The mean pre-training priming percentage was reported in the paper as 69.89%, which we got a similar value of 69.67%.

plot3_trainingaverage <- data %>% 
  dplyr::filter(phase %in% c("results_train1", "results_train2", "results_train3"), 
                condition == 1, 
                brokenSuppression == 0) %>% 
  mutate(primed = case_when(primedGrating == 1 & chosenGrating == 1 ~ TRUE,
                            primedGrating == 2 & chosenGrating == 2 ~ TRUE,
         TRUE ~ FALSE)) %>% 
  group_by(PID, block, phase) %>% 
  summarise(trials = n(), 
            number_primed = sum(primed, na.rm = TRUE), 
            percentage = 100*number_primed/trials) %>% 
  ungroup() %>% 
  summarise(mean_percentage = mean(percentage),
            SEM = sd(percentage)/sqrt(n()))

## `summarise()` has grouped output by 'PID', 'block'. You can override using the
## `.groups` argument.

print(plot3_trainingaverage)

## # A tibble: 1 × 2
##   mean_percentage   SEM
##             <dbl> <dbl>
## 1            40.1  1.59

The mean post-training priming percentage was reported in the paper as 40.11% which we got a similar value of 40.13%.

Finally, the average means and SEMs for each training period were calculated.

plot3_mean <- plot3_data %>% 
  summarise(mean = mean(mean_percentage), 
            SEM = sd(mean_percentage)/sqrt(n()))

print(plot3_mean)

## # A tibble: 3 × 3
##   phase           mean   SEM
##   <chr>          <dbl> <dbl>
## 1 results_train1  44.8  2.68
## 2 results_train2  37.3  1.49
## 3 results_train3  38.3  1.77

write_csv(plot3_mean, file = "plot3meandescriptives.csv")

Now we have all the data wrangled, we can plot it! Again, although we thought this was simple, we actually had to attempt this a few times. This was our first attempt to just make sure the individual plots and SEMs were correct. The main steps were as follows:

Called “plot3” and used ggplot to specify the data to be “plot3_data”.
Used geom_point() for individual plots and map aesthetics so that block is plotted on the x-axis and mean percentage on the y-axis.
Used geom_path() (which did work this time!) to connect the points generated based on the phase of training.
geom_errorbar() to generate the error bars calculated by the means ± the SEMs.
In order to have the graph be separated into the different training phases, we used the facet_wrap() function and specified it to separate by phase.
Created a dotted line at y=50 using the geom_hline() function.

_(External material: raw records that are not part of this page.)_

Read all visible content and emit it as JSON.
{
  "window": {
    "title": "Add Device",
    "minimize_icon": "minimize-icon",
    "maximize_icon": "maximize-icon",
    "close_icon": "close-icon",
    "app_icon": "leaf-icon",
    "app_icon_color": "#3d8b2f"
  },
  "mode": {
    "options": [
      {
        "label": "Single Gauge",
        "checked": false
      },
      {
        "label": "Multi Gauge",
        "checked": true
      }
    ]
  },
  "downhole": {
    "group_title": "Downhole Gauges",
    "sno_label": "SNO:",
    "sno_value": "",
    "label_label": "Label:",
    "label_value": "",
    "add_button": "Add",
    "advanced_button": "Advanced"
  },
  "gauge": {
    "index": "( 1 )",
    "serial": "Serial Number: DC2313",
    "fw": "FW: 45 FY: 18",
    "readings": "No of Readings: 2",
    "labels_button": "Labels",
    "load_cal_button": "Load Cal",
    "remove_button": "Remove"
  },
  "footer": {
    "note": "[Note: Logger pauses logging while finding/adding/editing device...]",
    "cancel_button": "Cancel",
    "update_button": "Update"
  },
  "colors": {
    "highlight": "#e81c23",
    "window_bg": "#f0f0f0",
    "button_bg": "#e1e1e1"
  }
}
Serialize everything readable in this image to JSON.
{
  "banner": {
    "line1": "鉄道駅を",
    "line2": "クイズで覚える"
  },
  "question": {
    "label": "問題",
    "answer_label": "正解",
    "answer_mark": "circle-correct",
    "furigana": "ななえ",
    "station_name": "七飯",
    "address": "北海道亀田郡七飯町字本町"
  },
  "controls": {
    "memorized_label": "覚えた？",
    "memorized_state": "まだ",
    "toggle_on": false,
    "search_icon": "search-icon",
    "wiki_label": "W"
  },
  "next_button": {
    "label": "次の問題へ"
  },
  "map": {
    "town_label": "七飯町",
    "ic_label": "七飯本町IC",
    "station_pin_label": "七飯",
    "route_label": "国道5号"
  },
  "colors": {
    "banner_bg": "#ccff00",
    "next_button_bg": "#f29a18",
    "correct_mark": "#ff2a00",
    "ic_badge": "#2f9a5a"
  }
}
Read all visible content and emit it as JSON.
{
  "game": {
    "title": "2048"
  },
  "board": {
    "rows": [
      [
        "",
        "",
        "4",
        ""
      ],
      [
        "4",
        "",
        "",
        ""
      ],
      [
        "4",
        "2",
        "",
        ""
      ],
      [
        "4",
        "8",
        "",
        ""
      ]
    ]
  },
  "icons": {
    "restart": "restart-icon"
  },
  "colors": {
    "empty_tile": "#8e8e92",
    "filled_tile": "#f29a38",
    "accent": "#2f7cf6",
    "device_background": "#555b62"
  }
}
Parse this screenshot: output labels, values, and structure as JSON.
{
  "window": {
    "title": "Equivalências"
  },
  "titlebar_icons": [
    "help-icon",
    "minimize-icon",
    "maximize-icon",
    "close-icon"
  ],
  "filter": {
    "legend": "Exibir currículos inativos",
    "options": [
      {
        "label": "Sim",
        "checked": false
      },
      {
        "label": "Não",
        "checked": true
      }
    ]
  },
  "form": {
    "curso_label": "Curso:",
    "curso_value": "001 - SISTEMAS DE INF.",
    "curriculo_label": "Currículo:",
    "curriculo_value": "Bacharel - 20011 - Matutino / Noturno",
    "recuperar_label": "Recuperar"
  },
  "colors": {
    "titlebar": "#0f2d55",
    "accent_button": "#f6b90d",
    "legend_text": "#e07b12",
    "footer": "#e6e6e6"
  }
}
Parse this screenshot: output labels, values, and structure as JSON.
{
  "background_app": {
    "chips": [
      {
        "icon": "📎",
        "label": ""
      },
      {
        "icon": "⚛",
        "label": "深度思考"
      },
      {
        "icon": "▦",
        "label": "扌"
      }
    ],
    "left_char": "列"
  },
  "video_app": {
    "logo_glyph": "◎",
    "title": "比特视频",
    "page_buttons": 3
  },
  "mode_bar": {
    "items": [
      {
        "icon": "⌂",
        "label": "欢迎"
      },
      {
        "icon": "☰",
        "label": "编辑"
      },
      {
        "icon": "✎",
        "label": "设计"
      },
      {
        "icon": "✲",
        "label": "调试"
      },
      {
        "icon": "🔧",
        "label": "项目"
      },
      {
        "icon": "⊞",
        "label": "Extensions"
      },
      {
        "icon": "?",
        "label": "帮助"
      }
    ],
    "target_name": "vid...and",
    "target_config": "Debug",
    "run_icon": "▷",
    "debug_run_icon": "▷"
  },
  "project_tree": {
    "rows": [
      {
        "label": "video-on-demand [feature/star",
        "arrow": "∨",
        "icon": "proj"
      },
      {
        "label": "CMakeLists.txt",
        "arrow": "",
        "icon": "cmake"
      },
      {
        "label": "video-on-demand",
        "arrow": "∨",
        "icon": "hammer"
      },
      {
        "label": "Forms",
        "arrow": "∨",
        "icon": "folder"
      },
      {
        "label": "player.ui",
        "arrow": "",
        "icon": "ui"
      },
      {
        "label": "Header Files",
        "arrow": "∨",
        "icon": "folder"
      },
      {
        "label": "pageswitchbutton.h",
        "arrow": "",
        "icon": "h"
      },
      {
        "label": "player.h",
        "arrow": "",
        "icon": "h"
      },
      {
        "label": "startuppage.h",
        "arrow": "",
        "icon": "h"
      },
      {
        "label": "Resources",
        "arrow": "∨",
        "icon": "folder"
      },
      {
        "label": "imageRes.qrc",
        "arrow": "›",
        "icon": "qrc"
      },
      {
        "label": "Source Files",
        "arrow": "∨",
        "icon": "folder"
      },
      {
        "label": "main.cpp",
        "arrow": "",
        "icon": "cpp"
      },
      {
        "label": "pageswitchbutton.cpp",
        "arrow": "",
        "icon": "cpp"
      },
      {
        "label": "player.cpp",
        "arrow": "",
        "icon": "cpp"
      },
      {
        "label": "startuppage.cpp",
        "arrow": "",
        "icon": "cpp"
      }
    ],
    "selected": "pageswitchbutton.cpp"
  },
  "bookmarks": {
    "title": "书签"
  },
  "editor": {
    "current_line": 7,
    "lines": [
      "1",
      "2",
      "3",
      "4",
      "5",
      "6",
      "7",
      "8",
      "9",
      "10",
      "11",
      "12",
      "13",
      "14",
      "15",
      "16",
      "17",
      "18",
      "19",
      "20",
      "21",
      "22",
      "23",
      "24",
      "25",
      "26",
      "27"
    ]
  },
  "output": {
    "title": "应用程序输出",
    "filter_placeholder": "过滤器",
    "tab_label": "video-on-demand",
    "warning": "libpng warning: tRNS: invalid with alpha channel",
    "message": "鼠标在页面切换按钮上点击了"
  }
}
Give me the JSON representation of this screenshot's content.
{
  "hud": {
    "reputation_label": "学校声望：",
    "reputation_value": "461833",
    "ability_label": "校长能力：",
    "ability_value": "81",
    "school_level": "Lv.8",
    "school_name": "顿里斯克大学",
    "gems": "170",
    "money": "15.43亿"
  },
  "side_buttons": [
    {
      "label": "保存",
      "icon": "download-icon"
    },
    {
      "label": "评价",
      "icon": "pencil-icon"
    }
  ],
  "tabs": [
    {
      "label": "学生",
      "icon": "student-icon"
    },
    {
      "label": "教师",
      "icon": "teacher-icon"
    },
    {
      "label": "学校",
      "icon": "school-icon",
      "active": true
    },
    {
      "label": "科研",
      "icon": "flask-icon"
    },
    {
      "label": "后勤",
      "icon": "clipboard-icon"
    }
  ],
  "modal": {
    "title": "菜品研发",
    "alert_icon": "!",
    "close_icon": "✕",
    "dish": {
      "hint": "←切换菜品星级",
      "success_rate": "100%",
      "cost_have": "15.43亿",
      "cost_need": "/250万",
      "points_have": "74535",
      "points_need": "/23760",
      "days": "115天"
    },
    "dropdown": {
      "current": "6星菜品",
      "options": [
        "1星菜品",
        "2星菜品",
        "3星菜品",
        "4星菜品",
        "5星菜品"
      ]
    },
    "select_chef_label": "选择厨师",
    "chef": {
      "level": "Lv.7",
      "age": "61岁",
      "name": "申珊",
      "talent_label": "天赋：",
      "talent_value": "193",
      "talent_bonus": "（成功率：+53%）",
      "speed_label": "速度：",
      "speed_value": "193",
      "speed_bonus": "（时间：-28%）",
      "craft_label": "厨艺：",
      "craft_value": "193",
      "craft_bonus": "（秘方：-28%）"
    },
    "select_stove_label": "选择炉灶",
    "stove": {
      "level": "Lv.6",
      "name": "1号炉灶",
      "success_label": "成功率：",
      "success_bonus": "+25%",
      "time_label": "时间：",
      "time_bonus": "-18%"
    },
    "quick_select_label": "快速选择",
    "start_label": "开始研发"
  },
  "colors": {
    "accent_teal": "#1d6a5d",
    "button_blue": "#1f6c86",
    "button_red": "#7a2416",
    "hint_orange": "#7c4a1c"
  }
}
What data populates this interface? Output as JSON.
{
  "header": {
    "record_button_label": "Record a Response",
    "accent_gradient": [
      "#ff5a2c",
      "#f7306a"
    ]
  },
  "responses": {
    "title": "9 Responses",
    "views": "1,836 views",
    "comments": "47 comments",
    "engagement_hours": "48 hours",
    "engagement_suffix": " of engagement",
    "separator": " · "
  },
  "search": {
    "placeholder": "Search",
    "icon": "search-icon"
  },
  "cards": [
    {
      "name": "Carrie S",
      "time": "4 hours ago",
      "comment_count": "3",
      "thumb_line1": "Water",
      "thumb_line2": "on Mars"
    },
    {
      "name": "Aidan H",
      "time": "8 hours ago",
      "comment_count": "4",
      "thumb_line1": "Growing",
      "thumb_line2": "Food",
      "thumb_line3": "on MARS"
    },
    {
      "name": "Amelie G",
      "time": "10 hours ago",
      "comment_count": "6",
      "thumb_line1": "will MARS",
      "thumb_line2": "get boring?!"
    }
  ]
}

plot3 <- ggplot(plot3_data) +
  geom_point(aes(x = block, 
                 y = mean_percentage)) +
  geom_path(aes(x = block, 
                y = mean_percentage, 
                group = phase)) +
  geom_errorbar(aes(x = block, 
                    ymin = mean_percentage - SEM, 
                    ymax = mean_percentage + SEM), 
                    width = 0.4) +
  facet_wrap(~phase) +
  geom_hline(yintercept = 50, size = 0.3, linetype = "dotted") +
  coord_cartesian(ylim = c(0, 90)) + # y-axis limits from 0 to 90
  scale_y_continuous(breaks = c(10, 30, 50, 70), # Creating breaks in y-axis
                     minor_breaks = c(0, 20, 40, 60, 80, 100), 
                     expand = c(0,0)) + # Forcing the y-axis to start at 0
  labs( # Appropriately labeling the graph
    title = "Decision Priming",
    subtitle = "Across Training Period",
    x = "Training Period",
    y = "Decision Priming (%)") +
  theme(axis.line.y = element_line(colour = "black", # Modifying graph elements
                                   linewidth = 0.5),
        axis.ticks.y = element_line(colour = "black", 
                                    linewidth = 0.5),
        axis.ticks.length = unit(-0.1, "cm"),
        axis.line.x = element_line(colour = "black", 
                                   linewidth = 0.5),
        panel.grid = element_blank())

## Warning: Using `size` aesthetic for lines was deprecated in ggplot2 3.4.0.
## ℹ Please use `linewidth` instead.
## This warning is displayed once every 8 hours.
## Call `lifecycle::last_lifecycle_warnings()` to see where this warning was
## generated.

plot(plot3)

The individual plots match up with the amended points our supervisor gave! But there were a lot of adjustments to be made, most notably the shaded error bars and the pre- and post-training averages. I was having difficulty with coding the pre- and post-training averages since the graph was faceted. This meant that if the point would appear in all three graphs instead of just one. For example:

Which was totally wrong. I found my answer here “https://www3.nd.edu/~steve/computing_with_data/13_Facets/facets.html”, which said that you needed to restricting the data set so your geom_point() can show in a single facet. I knew I need to try and specify which facet it should appear it, so I created a new column called phase to match the plot3_data, and specified the exact training facet. That way, the data frames could could work synonymously with each other.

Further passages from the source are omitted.